The MB Driving Phase (2 on Fig. 3. C). After finding the first reward the MB expert progressively takes the lead on the decision because its process of inference needs only to find the reward once to spread action-values into its transition model. It finds the reward more easily than the MF expert, and so, its performance increases.

The MF Driving Phase (3 on Fig. 3. C). The MF expert learns by demonstration from the MB expert, and thus spreads action-values from state to state and eventually, towards the 800th action, it reaches the performance of the MB expert. Because the MF expert is less expensive, the model of arbitration gives it the lead on the decision.

A MF exploring phase starts again at the 1600th action when the rewarded state moves from state 18 to 34. Then, the MB driving and the MF driving phases repeat.

The large standard deviation is explained by the fact that for each experiment, the agent’s strategy and behaviour can be very different, notably due to the large number of states and possible actions, but also to the probabilistic nature of the environment. As a result, the time of the switches from one phase to another varied a lot from one individual to another. Nevertheless the individual behavior of each run is consistent with the average behavior presented here (Fig. 3. D).

3.2 Real Task

Fig. 4.
figure 4

A. Mean performance (brown) and cost (cyan) for 100 simulated runs (dashed curves) and 10 real runs (solid curves) of the navigation task for the MC-EC agent. B. Mean probabilities of selection of experts by the MC using the Entropy and Cost criterion for 10 real runs of the task. (Color figure online)

We evaluated our model of coordination on a real robot to verify that these results cross the reality-gap. Figure 4. A compares the performance and the cost of the MC-EC agent and the real robot (both use the same model of arbitration). The reality gap is visible, with a drop in performance and a cost increase for the real robot compared to the simulation. However, the model still allows the real robot to learn and accumulate reward over time in the same way, and the economy of cost remains advantageous.

Figure 4. B shows the dynamics of selection of the experts by the MC, for the experiments in real environment with the real robot. Again, the three-phases pattern is present, with only a 300 actions mean delay at the beginning of the third phase.
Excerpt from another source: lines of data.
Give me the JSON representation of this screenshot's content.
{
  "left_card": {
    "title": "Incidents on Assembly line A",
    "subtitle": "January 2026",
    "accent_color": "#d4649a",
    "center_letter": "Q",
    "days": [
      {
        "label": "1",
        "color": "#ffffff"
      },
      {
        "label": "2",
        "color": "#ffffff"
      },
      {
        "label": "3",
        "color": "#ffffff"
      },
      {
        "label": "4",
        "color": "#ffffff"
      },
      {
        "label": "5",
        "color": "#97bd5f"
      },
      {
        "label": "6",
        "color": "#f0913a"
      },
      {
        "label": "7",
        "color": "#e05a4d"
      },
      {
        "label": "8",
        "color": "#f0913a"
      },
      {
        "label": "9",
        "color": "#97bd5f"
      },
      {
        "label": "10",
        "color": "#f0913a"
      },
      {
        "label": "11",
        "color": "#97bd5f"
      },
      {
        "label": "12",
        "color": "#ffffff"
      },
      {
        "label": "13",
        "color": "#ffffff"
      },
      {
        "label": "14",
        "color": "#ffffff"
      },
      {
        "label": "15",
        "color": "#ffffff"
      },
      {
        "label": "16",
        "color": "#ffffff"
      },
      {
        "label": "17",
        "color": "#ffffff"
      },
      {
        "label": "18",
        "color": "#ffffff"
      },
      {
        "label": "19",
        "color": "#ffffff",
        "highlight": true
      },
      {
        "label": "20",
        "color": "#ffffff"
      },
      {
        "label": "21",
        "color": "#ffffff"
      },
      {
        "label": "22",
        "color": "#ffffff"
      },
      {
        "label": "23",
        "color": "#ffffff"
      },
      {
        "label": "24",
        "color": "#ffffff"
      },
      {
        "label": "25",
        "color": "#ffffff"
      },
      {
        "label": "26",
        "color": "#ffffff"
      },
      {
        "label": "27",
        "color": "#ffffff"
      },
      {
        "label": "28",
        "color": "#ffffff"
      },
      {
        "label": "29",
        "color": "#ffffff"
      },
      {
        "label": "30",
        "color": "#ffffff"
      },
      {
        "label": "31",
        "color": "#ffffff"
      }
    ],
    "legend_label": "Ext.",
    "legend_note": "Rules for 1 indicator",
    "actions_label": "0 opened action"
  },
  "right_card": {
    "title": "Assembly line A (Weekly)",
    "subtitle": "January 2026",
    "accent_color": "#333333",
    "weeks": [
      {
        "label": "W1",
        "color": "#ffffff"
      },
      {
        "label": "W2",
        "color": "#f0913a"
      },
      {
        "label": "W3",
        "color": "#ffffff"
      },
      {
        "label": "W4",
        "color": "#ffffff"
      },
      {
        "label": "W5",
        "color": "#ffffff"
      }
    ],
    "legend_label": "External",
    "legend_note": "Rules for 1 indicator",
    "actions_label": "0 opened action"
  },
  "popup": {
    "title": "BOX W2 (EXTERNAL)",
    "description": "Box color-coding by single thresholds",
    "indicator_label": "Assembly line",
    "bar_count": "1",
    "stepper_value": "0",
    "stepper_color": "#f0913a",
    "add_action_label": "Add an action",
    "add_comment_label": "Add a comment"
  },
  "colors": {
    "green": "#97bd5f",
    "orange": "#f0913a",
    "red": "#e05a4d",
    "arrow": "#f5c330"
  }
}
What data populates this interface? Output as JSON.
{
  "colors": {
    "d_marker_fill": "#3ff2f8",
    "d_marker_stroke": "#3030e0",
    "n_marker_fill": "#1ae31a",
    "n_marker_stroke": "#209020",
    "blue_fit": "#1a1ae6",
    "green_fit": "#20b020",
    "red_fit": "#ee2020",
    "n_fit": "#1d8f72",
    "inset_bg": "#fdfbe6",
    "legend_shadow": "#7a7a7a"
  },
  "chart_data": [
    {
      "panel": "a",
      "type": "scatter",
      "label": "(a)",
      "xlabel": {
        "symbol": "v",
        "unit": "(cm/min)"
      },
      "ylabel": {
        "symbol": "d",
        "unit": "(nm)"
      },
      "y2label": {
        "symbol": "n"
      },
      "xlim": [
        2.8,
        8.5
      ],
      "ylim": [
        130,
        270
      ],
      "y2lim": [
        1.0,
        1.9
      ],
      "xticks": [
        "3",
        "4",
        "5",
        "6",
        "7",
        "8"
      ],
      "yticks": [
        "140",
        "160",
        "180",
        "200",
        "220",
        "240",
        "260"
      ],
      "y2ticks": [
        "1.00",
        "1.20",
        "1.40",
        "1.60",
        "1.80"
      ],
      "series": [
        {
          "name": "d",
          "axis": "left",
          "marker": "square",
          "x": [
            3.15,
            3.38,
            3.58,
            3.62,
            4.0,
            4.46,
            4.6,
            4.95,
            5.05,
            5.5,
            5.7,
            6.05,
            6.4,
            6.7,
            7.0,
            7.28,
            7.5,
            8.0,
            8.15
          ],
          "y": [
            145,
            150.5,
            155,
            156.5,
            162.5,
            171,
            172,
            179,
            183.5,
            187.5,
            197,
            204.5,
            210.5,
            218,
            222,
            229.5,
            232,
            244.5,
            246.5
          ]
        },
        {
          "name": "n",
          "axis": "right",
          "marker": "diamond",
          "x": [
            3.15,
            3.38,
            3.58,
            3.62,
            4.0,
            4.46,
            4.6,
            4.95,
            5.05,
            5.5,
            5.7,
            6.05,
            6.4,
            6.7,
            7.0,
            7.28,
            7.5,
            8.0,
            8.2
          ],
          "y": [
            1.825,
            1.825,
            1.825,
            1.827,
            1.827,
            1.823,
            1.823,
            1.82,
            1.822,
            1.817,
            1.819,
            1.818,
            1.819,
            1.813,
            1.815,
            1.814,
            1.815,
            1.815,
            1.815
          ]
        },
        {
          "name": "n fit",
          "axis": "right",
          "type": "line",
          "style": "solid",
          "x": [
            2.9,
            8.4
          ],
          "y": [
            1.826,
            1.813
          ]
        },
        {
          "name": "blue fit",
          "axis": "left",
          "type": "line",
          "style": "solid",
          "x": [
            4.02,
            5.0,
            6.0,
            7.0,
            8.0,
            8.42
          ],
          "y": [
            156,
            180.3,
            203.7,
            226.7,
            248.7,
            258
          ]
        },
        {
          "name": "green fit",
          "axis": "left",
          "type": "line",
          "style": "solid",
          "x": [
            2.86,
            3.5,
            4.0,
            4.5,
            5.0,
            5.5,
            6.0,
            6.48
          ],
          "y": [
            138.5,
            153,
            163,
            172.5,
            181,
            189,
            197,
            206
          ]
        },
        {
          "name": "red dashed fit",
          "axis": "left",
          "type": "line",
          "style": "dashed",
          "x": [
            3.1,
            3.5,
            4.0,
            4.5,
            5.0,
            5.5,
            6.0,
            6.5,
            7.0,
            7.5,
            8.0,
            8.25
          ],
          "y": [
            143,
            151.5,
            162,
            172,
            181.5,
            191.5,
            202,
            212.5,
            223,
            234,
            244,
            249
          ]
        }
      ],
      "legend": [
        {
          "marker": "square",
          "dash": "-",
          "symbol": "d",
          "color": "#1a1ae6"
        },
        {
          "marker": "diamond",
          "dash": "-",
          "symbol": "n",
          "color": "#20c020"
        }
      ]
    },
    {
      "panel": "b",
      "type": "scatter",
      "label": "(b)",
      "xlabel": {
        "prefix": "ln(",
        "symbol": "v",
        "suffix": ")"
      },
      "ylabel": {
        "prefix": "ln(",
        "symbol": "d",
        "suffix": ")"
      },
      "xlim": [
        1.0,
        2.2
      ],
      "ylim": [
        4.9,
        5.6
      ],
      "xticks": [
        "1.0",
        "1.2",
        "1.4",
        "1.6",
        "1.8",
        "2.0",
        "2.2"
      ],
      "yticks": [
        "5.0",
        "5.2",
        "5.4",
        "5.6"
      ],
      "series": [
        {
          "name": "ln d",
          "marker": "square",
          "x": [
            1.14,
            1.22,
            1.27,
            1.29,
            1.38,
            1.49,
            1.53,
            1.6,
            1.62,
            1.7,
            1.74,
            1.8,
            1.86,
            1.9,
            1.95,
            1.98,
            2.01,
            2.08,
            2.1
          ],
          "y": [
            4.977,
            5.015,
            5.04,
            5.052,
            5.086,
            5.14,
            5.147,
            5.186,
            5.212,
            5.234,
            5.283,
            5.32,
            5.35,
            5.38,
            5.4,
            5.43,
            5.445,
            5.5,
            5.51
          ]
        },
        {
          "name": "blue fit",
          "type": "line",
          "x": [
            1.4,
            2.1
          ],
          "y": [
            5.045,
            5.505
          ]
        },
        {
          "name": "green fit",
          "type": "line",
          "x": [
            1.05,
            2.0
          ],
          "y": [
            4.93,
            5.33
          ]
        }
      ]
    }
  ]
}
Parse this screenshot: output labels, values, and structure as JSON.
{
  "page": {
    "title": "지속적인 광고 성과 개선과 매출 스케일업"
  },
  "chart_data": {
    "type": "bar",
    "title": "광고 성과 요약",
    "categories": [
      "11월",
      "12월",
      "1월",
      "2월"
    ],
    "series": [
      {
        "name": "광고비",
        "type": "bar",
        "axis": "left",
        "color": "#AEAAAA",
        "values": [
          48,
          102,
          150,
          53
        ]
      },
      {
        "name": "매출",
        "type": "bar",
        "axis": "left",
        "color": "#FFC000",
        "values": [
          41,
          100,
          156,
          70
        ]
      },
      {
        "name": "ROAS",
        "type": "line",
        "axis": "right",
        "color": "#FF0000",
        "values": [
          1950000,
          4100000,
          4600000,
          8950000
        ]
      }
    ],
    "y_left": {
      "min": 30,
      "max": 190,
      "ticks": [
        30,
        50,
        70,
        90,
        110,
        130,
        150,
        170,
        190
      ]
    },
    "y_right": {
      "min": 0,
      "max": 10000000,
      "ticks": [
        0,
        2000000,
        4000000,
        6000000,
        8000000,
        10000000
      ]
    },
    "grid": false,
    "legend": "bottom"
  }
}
We obtained similar strategy alternations with the environment change consisting of obstacles introduction without moving the reward. We also observed that geographical patterns of coordination of experts emerged over time. These results won’t be presented in details here because of space limitations.

4 Discussion

We analyzed the behavior of a three-layered robotic architecture integrating neuro-inspired mechanisms for the coordination of MB and MF reinforcement learning. The novelty relies in the explicit online measure of performance and cost of each system, so as to give control to the system with best current trade-off between the two. We presented real and simulated navigation results in a complex, non-stationary indoor environment. The arbitration criterion proposed in this work allowed the robot to autonomously determine when to shift between systems during learning, generating a coherent temporal decision-making pattern that alternates between strategies over time. This promoted more flexibility than pure MF control in response to task changes, and permitted to reach the same level of performance than pure MB control, while dividing computation time by three. The comparison with DQN showed that using end-to-end RL has a computational cost not compatible with robotic constraints, and that thus building and using a data representation adapted to the task at hand reduces the burden on the RL part of the system, allowing for low-cost on-the-fly learning. In future work, we plan to test whether this architecture is generalizable to other scenarios and larger spaces states, which we have already begun to do by applying our model to a social interaction task defined by 112 states [19].